Savarese ricorda che, secondo un’interpretazione esegetica, a combattere con Giacobbe sarebbe un angelo del Signore, che, secondo una tradizione, andrebbe identificato con l’arcangelo Uriele, non nominato, però, nel testo biblico. E racconta che, proprio mentre pensava alla stesura di questo libro sulla morte, gli è capitato di incontrare diverse volte l’arcangelo Uriele, a Palermo, nei mosaici normanni della cappella Palatina e del Duomo di Monreale, come anche nella Chiesa di Santa Maria dell’Ammiraglio. Gli sembrava che Uriele lo stesse inseguendo, sfidandolo, proprio come aveva fatto, un tempo, con Giacobbe. E questa impressione è diventata una certezza quando l’autore ha incontrato di nuovo, inaspettatamente, il suo “amico-avversario”, alle Scuderie del Quirinale, in una mostra sulle collezioni del Seicento italiano presso i Borbone di Spagna, in una grande tela di Mattia Preti, dedicata proprio ai sette arcangeli, tra i quali spiccava, appunto, Uriele: “vestito di rosso, un bellissimo ragazzo biondo che guarda verso il cielo, ispirato, rapito, il più mistico e misterioso dei sette”.
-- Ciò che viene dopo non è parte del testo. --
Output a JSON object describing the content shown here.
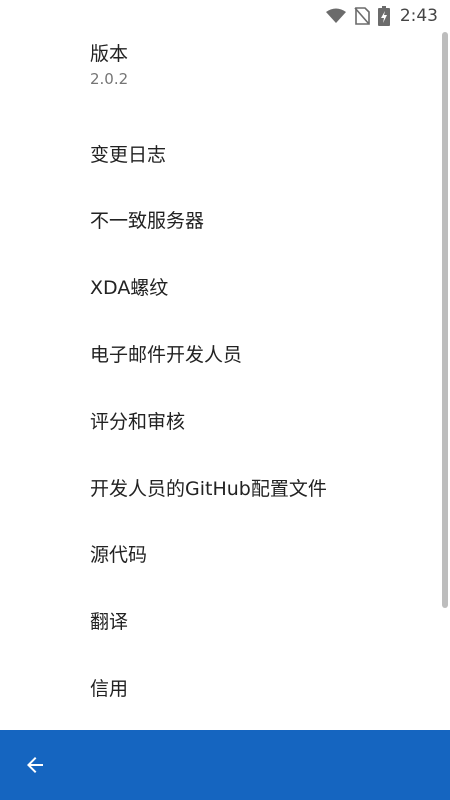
{
  "status_bar": {
    "time": "2:43",
    "icons": [
      "wifi-icon",
      "no-sim-icon",
      "battery-charging-icon"
    ]
  },
  "settings": {
    "items": [
      {
        "title": "版本",
        "summary": "2.0.2"
      },
      {
        "title": "变更日志"
      },
      {
        "title": "不一致服务器"
      },
      {
        "title": "XDA螺纹"
      },
      {
        "title": "电子邮件开发人员"
      },
      {
        "title": "评分和审核"
      },
      {
        "title": "开发人员的GitHub配置文件"
      },
      {
        "title": "源代码"
      },
      {
        "title": "翻译"
      },
      {
        "title": "信用"
      }
    ]
  },
  "bottom_bar": {
    "back_icon": "arrow-back-icon",
    "color": "#1565c0"
  }
}
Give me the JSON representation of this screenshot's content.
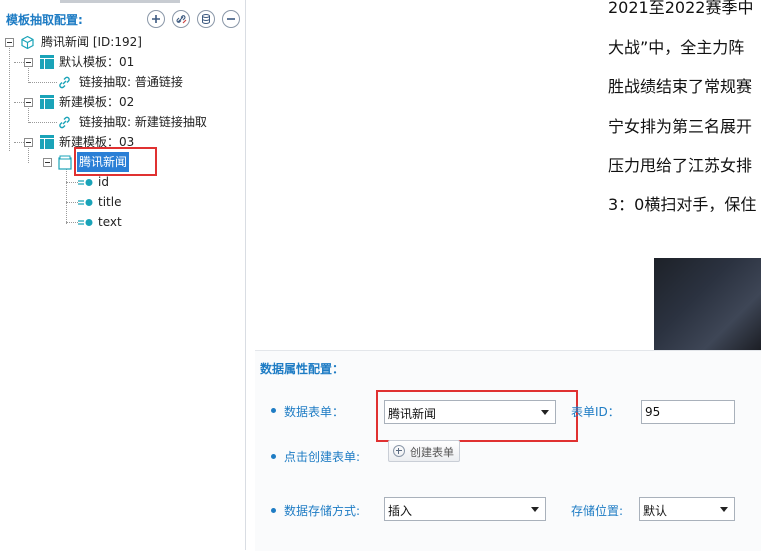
{
  "left_panel": {
    "title": "模板抽取配置:",
    "toolbar_icons": [
      "add-icon",
      "link-edit-icon",
      "database-icon",
      "remove-icon"
    ],
    "tree": {
      "root": "腾讯新闻 [ID:192]",
      "template1": "默认模板：01",
      "template1_link": "链接抽取: 普通链接",
      "template2": "新建模板：02",
      "template2_link": "链接抽取: 新建链接抽取",
      "template3": "新建模板：03",
      "table_node": "腾讯新闻",
      "fields": [
        "id",
        "title",
        "text"
      ]
    }
  },
  "article": {
    "lines": [
      "2021至2022赛季中",
      "大战”中，全主力阵",
      "胜战绩结束了常规赛",
      "宁女排为第三名展开",
      "压力甩给了江苏女排",
      "3：0横扫对手，保住"
    ]
  },
  "config": {
    "title": "数据属性配置：",
    "data_table_label": "数据表单：",
    "data_table_value": "腾讯新闻",
    "table_id_label": "表单ID：",
    "table_id_value": "95",
    "create_table_label": "点击创建表单:",
    "create_table_button": "创建表单",
    "storage_mode_label": "数据存储方式:",
    "storage_mode_value": "插入",
    "storage_location_label": "存储位置:",
    "storage_location_value": "默认"
  },
  "colors": {
    "accent": "#1e7cc4",
    "selection": "#2a7fd6",
    "highlight_box": "#e03131",
    "template_icon": "#1aa3b8"
  }
}
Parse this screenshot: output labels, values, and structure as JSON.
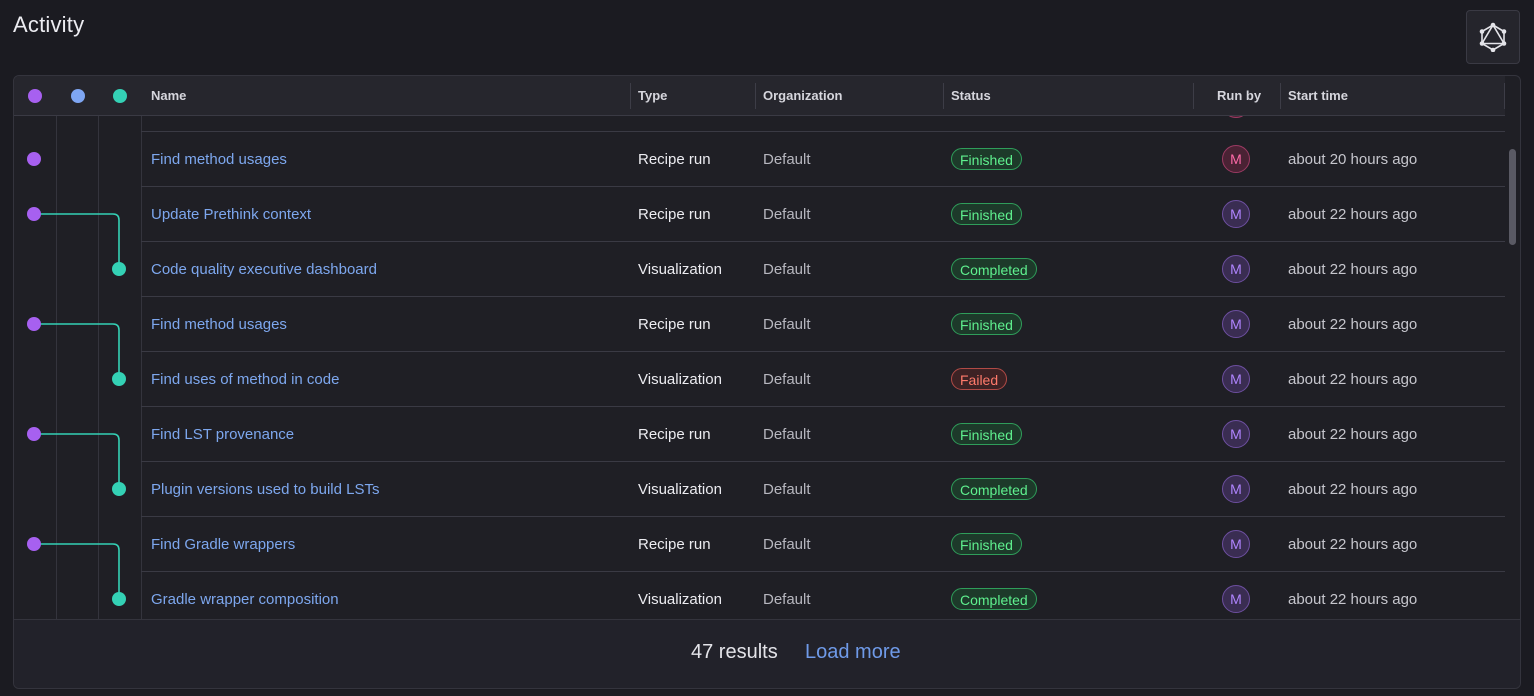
{
  "page": {
    "title": "Activity"
  },
  "graph_button": {
    "icon": "graphql-icon"
  },
  "colors": {
    "lane1": "#a760f0",
    "lane2": "#7ea6f3",
    "lane3": "#34d1b5"
  },
  "columns": {
    "name": "Name",
    "type": "Type",
    "organization": "Organization",
    "status": "Status",
    "run_by": "Run by",
    "start_time": "Start time"
  },
  "rows": [
    {
      "name": "Find method usages",
      "type": "Recipe run",
      "organization": "Default",
      "status": "Finished",
      "run_by": "M",
      "start_time": "about 20 hours ago"
    },
    {
      "name": "Update Prethink context",
      "type": "Recipe run",
      "organization": "Default",
      "status": "Finished",
      "run_by": "M",
      "start_time": "about 22 hours ago"
    },
    {
      "name": "Code quality executive dashboard",
      "type": "Visualization",
      "organization": "Default",
      "status": "Completed",
      "run_by": "M",
      "start_time": "about 22 hours ago"
    },
    {
      "name": "Find method usages",
      "type": "Recipe run",
      "organization": "Default",
      "status": "Finished",
      "run_by": "M",
      "start_time": "about 22 hours ago"
    },
    {
      "name": "Find uses of method in code",
      "type": "Visualization",
      "organization": "Default",
      "status": "Failed",
      "run_by": "M",
      "start_time": "about 22 hours ago"
    },
    {
      "name": "Find LST provenance",
      "type": "Recipe run",
      "organization": "Default",
      "status": "Finished",
      "run_by": "M",
      "start_time": "about 22 hours ago"
    },
    {
      "name": "Plugin versions used to build LSTs",
      "type": "Visualization",
      "organization": "Default",
      "status": "Completed",
      "run_by": "M",
      "start_time": "about 22 hours ago"
    },
    {
      "name": "Find Gradle wrappers",
      "type": "Recipe run",
      "organization": "Default",
      "status": "Finished",
      "run_by": "M",
      "start_time": "about 22 hours ago"
    },
    {
      "name": "Gradle wrapper composition",
      "type": "Visualization",
      "organization": "Default",
      "status": "Completed",
      "run_by": "M",
      "start_time": "about 22 hours ago"
    }
  ],
  "footer": {
    "results": "47 results",
    "load_more": "Load more"
  }
}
Quest’ultimo incontro con l’inquietante angelo diventa, per Savarese, un “guado di Panuel”, l’occasione per una scoperta e una trasformazione. Capisce, infatti che la rinascita di Giacobbe e il suo cambio di nome sono “la chiave di accesso al più vero rapporto tra Dio e l’uomo. La creatura non è supinamente assoggettata al suo creatore, ma è sollecitata dal suo stesso creatore a imparare a opporsi, e… a sopportare le ferite della lotta che non scompariranno mai più, a comprendere la necessità del combattimento; imparando a essere adulta, perché un padre e un amante veri desiderano che l’oggetto del loro amore sia … adulto, e sappia combattere, non abbia paura, non si metta in fuga dinanzi alla vita”.
E, come non si deve fuggire dalla vita, non si deve fuggire dalla morte. Alla quale, come per Uriele, non bisogna guardare come a una nemica.